Dans ses colonnes du 28 mars, Les Echos donnent la parole à François Rebsamen, ancien ministre du travail, et le jugement, bien qu’émanant d’un quadra du PS, « hollandais » de surcroît, cas de plus en plus rare dans ces temps d’isolement du président, parait sans appel : « il ne faut pas attendre de miracle de la loi El-Khomri ». Quoi de plus étrange que d’entendre un ancien membre du gouvernement critiquer la réforme que ce dernier porte envers et contre tout depuis déjà plusieurs semaines.

De plus, l’ex-ministre ne s’en tient pas à faire remarquer le « manque de pédagogie », le « défaut de communication » de la réforme, ses critiques touchent aussi au texte « déséquilibré », « avec trop de souplesses pour les entreprises, pas assez de garanties pour les salariés ». Rebsamen va plus loin, en proposant de nouveaux amendements au texte : tandis qu’il juge la correction en faveur du barème indicatif plutôt qu’un plafond d’indemnité prud’homale de bon aloi, il propose également de modifier les modalités sur le licenciement - six mois de baisse du chiffre d’affaire plutôt que quatre -, de calculer ces performances des entreprises à l’échelle européenne, ainsi que la création d’un « contrat d’entrée dans la vie active » qui soit ouvert à tous, dès le premier emploi. »

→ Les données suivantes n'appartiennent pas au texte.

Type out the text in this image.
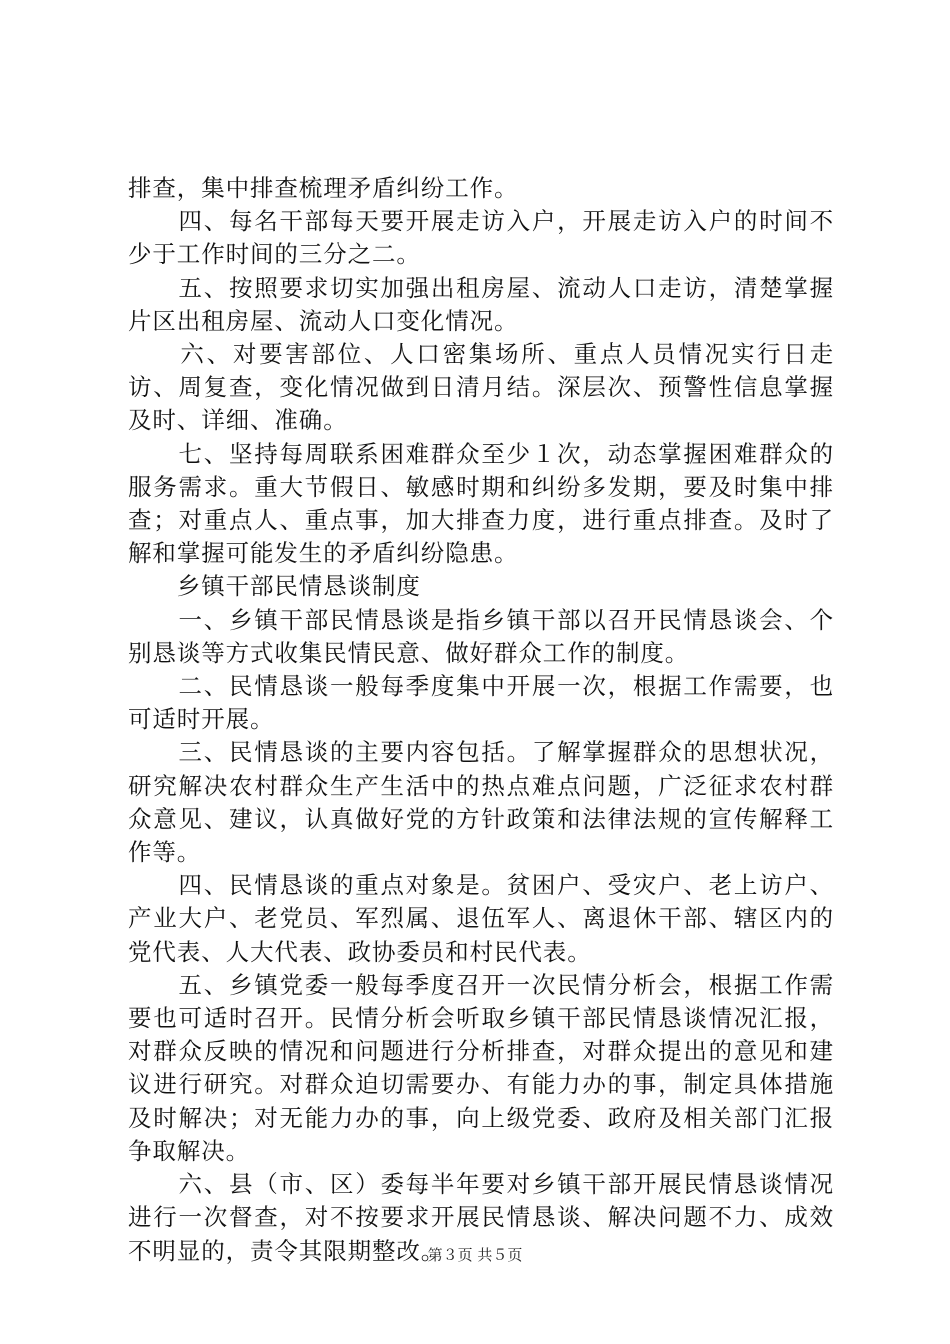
排查，集中排查梳理矛盾纠纷工作。

　　四、每名干部每天要开展走访入户，开展走访入户的时间不少于工作时间的三分之二。

　　五、按照要求切实加强出租房屋、流动人口走访，清楚掌握片区出租房屋、流动人口变化情况。

　　六、对要害部位、人口密集场所、重点人员情况实行日走访、周复查，变化情况做到日清月结。深层次、预警性信息掌握及时、详细、准确。

　　七、坚持每周联系困难群众至少１次，动态掌握困难群众的服务需求。重大节假日、敏感时期和纠纷多发期，要及时集中排查；对重点人、重点事，加大排查力度，进行重点排查。及时了解和掌握可能发生的矛盾纠纷隐患。

　　乡镇干部民情恳谈制度

　　一、乡镇干部民情恳谈是指乡镇干部以召开民情恳谈会、个别恳谈等方式收集民情民意、做好群众工作的制度。

　　二、民情恳谈一般每季度集中开展一次，根据工作需要，也可适时开展。

　　三、民情恳谈的主要内容包括。了解掌握群众的思想状况，研究解决农村群众生产生活中的热点难点问题，广泛征求农村群众意见、建议，认真做好党的方针政策和法律法规的宣传解释工作等。

　　四、民情恳谈的重点对象是。贫困户、受灾户、老上访户、产业大户、老党员、军烈属、退伍军人、离退休干部、辖区内的党代表、人大代表、政协委员和村民代表。

　　五、乡镇党委一般每季度召开一次民情分析会，根据工作需要也可适时召开。民情分析会听取乡镇干部民情恳谈情况汇报，对群众反映的情况和问题进行分析排查，对群众提出的意见和建议进行研究。对群众迫切需要办、有能力办的事，制定具体措施及时解决；对无能力办的事，向上级党委、政府及相关部门汇报争取解决。

　　六、县（市、区）委每半年要对乡镇干部开展民情恳谈情况进行一次督查，对不按要求开展民情恳谈、解决问题不力、成效不明显的，责令其限期整改。

第３页 共５页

En vérité, derrière les déclarations de Rebsamen et ses faux-semblants d’opposition, le gouvernement cherche surtout à se distancer de la ministre El-Khomri, et à lui faire jouer, le cas échéant, le rôle de fusible pour lequel elle a été choisi. Le gouvernement semblerait prêt à faire une nouvelle reculade sur le texte, et si la mobilisation est particulièrement forte, offrir la tête de la ministre aux manifestants. L’interview de Rebsamen est donc une opération de com destinée à désamorcer la manifestation et surtout à tenter de diviser davantage le front syndical.

Cependant, ces éventuelles nouvelles reculades ne pourraient peut être pas suffire à atteindre leurs objectifs en cas de forte mobilisations. De plus ce ne sont que des « mesurettes » que proposent Rebsamen. Elles n’enlèveraient rien de ce qui constitue le cœur du texte, et sur lequel il reste implacable : l’inversion de la hiérarchie des normes et la supériorité des accords d’entreprises sur le droit du travail, soit le démantèlement en pur et due forme du code du travail.

Le gouvernement est à la manœuvre : lâcher à la marge, éjecter une ministre s’il le faut, mais faire passer la contre-réforme du travail en préservant toute sa substance : la mise à bas du Code du travail. Voilà pourquoi, y compris si nouvelles reculades il y a, il ne faut en aucun cas lâcher la pression et pousser à la mobilisation jusqu’au retrait total du projet de loi.